The court responded to Mr. Marx's request on Tuesday, serving notice to state officials, as well as the secretaries of India's home, law and information and broadcasting ministries, asking them to respond to Mr. Marx's lawsuit in four weeks.
Mr. Marx, who goes by his first name like many in South India, said filing the lawsuit is the latest move in his long career in human rights. "Activism has always been my passion even from my professor days," he said.
For 30 years, he said, he has "been involved with fighting for human rights," including protests and campaigns like one against the recent caste-based violence in the Dharmapuri district in Tamil Nadu.
Mr. Marx completed his master's degree in physics at Presidency College in Chennai, and a master's in philosophy at Regional Engineering College in Trichy, before teaching physics for more than 35 years in Tamil Nadu. After he retired from teaching three years ago, he became the state convenor of the People's Union for Human Rights, a decade-old human rights group that works in the state. He has written 50 books, all in Tamil, and dozens of articles on laws and social awareness, which he posts on his Web site.

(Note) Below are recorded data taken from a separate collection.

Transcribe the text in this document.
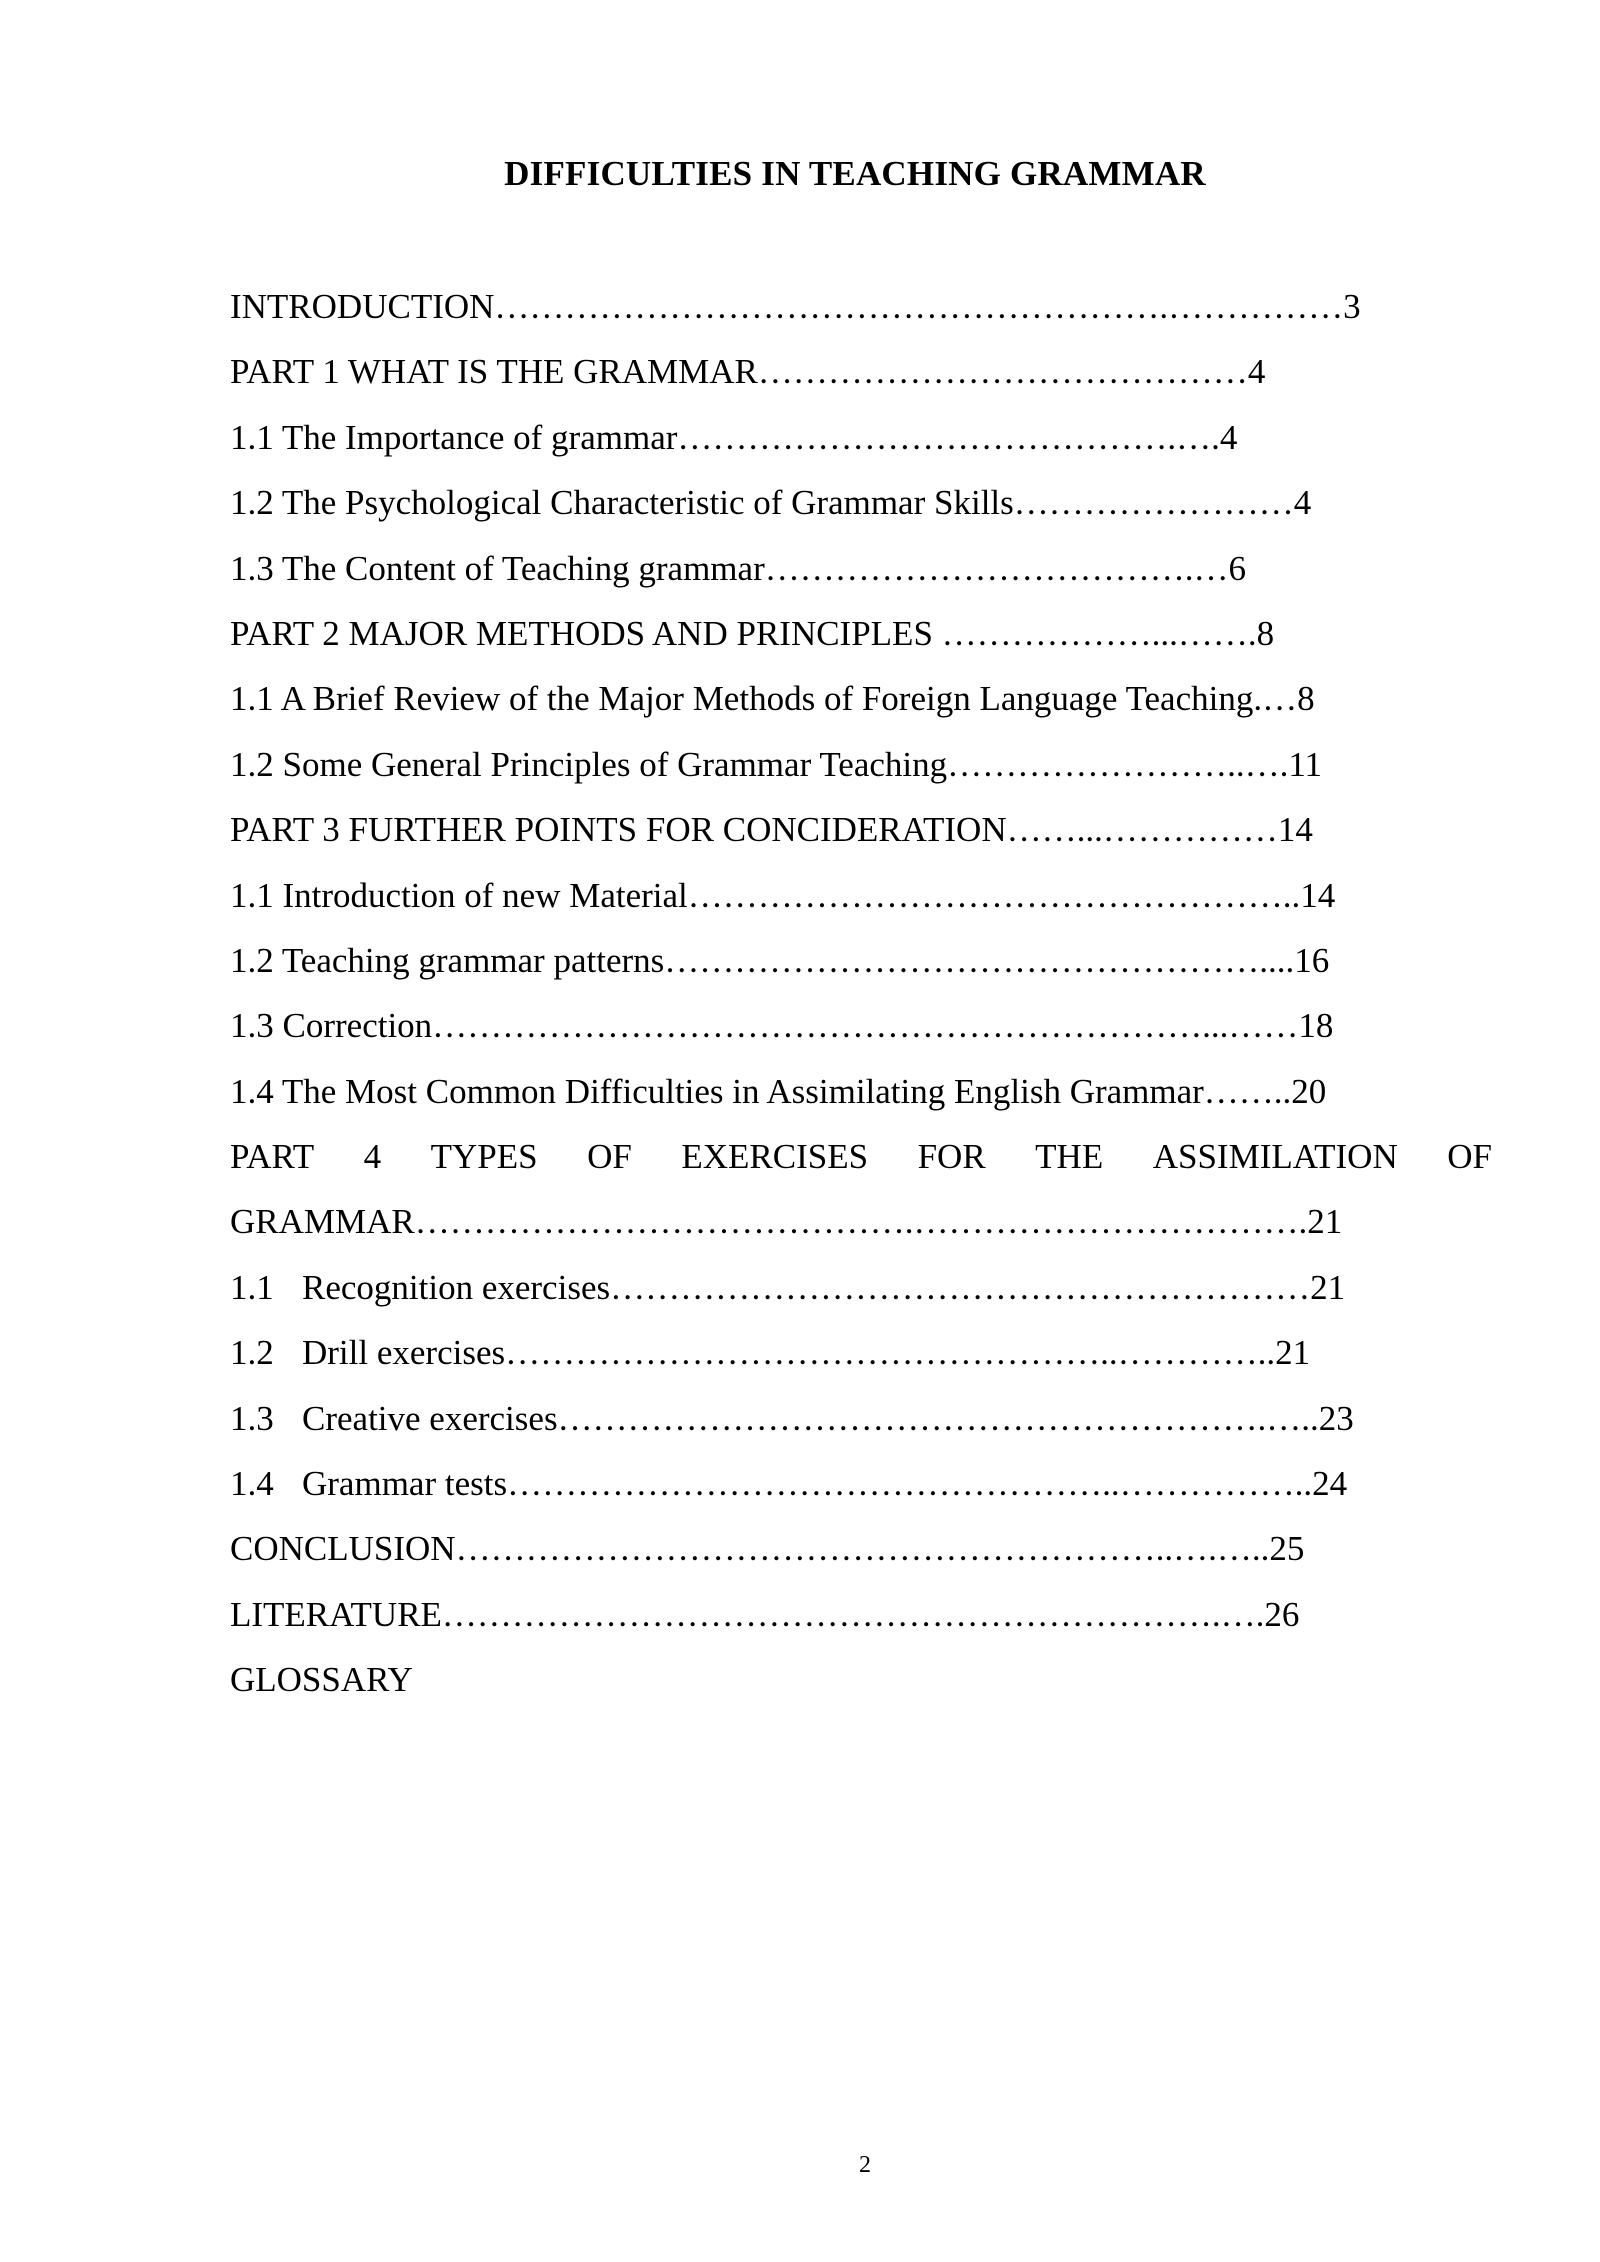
DIFFICULTIES IN TEACHING GRAMMAR
INTRODUCTION………………………………………………….……………3
PART 1 WHAT IS THE GRAMMAR……………………………………4
1.1 The Importance of grammar…………………………………….….4
1.2 The Psychological Characteristic of Grammar Skills……………………4
1.3 The Content of Teaching grammar……………………………….…6
PART 2 MAJOR METHODS AND PRINCIPLES ………………...…….8
1.1 A Brief Review of the Major Methods of Foreign Language Teaching.…8
1.2 Some General Principles of Grammar Teaching……………………..….11
PART 3 FURTHER POINTS FOR CONCIDERATION……...……………14
1.1 Introduction of new Material……………………………………………..14
1.2 Teaching grammar patterns……………………………………………....16
1.3 Correction…………………………………………………………...……18
1.4 The Most Common Difficulties in Assimilating English Grammar……..20
PART 4 TYPES OF EXERCISES FOR THE ASSIMILATION OF
GRAMMAR…………………………………….…………………………….21
1.1 Recognition exercises……………………………………………………21
1.2 Drill exercises……………………………………………..…………..21
1.3 Creative exercises…………………………………………………….…..23
1.4 Grammar tests……………………………………………..……………..24
CONCLUSION……………………………………………………..….…..25
LITERATURE………………………………………………………….….26
GLOSSARY
2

Mr. Marx said his family was steeped in Marxism, a popular political doctrine throughout south India for decades, and he attributed his principles to his father. "I'm a little left-oriented; and reading a lot of Marxist literature when I was growing up has influenced me," he said.
Mr. Marx isn't alone in criticizing Section 66A of the Information Technology Act. Since the October arrest of Ravi Srinivasan, a Puducherry businessman and volunteer with India Against Corruption, a popular activist group, human rights workers, lawyers, journalists and social media activists have called for the act's repeal. Mr. Srinivasan was arrested after he went on Twitter to accuse the son of Finance Minister P Chidambaram of corruption and was later released on bail.
If Mr. Marx loses his lawsuit, he said he will file another one in a different court, undeterred in his fight to repeal the section.
"There are serious possibilities that Section 66A will be misused by the state and influential people against innocent citizens," Mr. Marx said. "It is a violation of our constitutional rights and is absolutely illegal."